Well, hot on the heels of all this, as Raff notes in today’s news roundup, Jack Healy and Charlie Savage are reporting that an Iraqi criminal court has actually dismissed all charges against Ali Musa Daqduq, based on insufficient evidence. This may yet be reversed on appeal, apparently, but for the moment it looks increasingly likely that Daqduq will simply walk free.
There are a few possibilities as to what is going on here.
First, it could be that the Iraqis went ahead and charged Daqduq after all with weighty counts relating to his alleged orchestration of a perfidious insurgent attack, and that the evidence simply was too thin for one of a couple of reasons. It might be, for example, that the court in question refused to give proper weight to forensic evidence (a problem that has arisen in Iraqi courts repeatedly in the past, though one that supposedly had gotten better over time), or that it refused to credit any interrogation statements that might have been obtained by U.S. forces (a problem that also arose in the past to some extent, separate and apart from allegations that the statements were obtained through unlawful coercion). The report from Healy and Savage suggests that the latter might be the case. Or it could be that the U.S. government was unable or unwilling to share with the Iraqis inculpatory evidence that was in some fashion too sensitive to produce. Perhaps it was some or all of the above. Or perhaps the court simply blew past the evidence, failing to give it due weight. We just can’t tell from the limited information in the public record thusfar. (shameless self-promotion: I talk at length about the ups-and-downs of Iraqi criminal prosecution in insurgency-related cases here).
But recall that the charge was expected to be no more than a claim that Daqduq had been in the country illegally. In that case, it is very hard to see how in the world there was not sufficient evidence to support the prosecution. Unless of course he was not in the country illegally after all. If the latter turns out to be the case, then it raises a serious question about the due diligence performed at the time of Daqduq’s transfer to Iraqi custody, and helps me better appreciate why McKeon’s NDAA bill includes what I’ve called the Daqduq rule.
In any event, like Healy and Savage, I’m now wondering whether the U.S. government has made a formal request for Daqduq to be extradited.
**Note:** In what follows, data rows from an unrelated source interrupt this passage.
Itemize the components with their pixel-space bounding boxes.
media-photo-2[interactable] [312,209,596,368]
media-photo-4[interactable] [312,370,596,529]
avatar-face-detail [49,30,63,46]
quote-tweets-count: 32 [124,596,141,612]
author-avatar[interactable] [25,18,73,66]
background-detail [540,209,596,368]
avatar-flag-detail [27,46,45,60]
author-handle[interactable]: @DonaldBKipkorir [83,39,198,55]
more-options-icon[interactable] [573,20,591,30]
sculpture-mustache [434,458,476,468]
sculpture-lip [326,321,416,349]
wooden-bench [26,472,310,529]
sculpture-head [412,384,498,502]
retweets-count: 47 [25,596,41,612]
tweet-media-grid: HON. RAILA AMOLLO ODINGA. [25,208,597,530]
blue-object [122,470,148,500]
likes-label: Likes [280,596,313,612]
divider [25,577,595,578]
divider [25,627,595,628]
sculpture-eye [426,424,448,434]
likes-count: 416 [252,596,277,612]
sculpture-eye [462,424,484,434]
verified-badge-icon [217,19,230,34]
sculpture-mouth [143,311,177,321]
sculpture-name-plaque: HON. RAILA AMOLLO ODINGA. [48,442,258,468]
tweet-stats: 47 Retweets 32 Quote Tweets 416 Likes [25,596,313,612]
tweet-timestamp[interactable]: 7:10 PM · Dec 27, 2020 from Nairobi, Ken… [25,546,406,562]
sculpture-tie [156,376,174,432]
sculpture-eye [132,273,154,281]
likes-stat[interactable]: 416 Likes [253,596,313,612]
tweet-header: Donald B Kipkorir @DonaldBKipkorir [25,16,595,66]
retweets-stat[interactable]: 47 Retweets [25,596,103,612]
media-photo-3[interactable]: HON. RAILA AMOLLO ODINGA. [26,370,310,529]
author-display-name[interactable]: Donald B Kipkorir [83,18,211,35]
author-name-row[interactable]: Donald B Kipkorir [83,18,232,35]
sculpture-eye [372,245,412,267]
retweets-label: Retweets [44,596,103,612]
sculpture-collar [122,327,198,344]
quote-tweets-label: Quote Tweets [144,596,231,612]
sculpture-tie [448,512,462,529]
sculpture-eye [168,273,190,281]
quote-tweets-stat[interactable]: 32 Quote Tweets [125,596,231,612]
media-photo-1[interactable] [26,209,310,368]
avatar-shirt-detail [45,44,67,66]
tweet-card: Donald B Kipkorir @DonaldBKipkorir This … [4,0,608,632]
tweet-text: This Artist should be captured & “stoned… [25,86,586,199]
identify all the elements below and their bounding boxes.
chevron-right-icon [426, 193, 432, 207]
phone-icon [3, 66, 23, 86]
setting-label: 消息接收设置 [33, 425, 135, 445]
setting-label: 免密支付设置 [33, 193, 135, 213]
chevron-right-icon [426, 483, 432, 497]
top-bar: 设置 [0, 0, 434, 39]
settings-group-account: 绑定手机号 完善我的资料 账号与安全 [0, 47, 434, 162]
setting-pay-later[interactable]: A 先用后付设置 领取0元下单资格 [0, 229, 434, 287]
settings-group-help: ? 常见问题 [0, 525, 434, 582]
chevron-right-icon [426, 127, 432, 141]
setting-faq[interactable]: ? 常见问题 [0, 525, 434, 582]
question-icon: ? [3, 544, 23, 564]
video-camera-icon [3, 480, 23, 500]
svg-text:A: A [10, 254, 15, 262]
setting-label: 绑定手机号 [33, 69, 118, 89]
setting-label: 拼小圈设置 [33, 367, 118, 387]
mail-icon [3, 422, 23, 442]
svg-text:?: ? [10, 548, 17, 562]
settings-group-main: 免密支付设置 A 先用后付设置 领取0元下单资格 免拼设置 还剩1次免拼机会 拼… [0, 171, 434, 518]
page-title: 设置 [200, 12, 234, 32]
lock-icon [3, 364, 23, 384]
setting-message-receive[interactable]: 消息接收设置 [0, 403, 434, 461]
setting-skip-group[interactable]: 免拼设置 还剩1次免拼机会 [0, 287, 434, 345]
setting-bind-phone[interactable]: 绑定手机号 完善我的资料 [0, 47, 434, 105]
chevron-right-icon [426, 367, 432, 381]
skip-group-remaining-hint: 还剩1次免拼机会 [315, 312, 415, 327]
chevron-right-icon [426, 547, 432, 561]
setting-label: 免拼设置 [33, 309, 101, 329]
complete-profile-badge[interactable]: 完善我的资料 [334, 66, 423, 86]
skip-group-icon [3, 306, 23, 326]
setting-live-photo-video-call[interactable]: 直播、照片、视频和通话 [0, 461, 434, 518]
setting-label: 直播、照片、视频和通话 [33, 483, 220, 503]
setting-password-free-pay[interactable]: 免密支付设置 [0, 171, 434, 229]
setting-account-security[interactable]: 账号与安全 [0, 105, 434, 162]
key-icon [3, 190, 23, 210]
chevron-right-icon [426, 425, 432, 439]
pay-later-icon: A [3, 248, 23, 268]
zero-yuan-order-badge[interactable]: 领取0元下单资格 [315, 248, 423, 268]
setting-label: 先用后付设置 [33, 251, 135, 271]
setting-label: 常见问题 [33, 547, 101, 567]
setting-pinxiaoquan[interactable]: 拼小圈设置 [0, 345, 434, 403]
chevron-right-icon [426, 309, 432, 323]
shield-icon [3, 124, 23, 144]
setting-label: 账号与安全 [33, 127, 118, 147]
It’s far from obvious Iraq would give him to us, and it might be that if they are willing to do it at all, they would do it solely upon our agreement to use civilian courts rather than a military commission (Healy and Savage point this out as well). Of course, none of this will matter if the Iraqis are no more willing to give weight to Daqduq’s interrogation statements in that context than they appear to be in the context of their own prosecution effort. Nor will it make a difference, for that matter, if at the end of the day the Iraqis are simply unwilling to buck either the Iranians or various internal Shiite constituencies that may be sympathetic to Daqduq.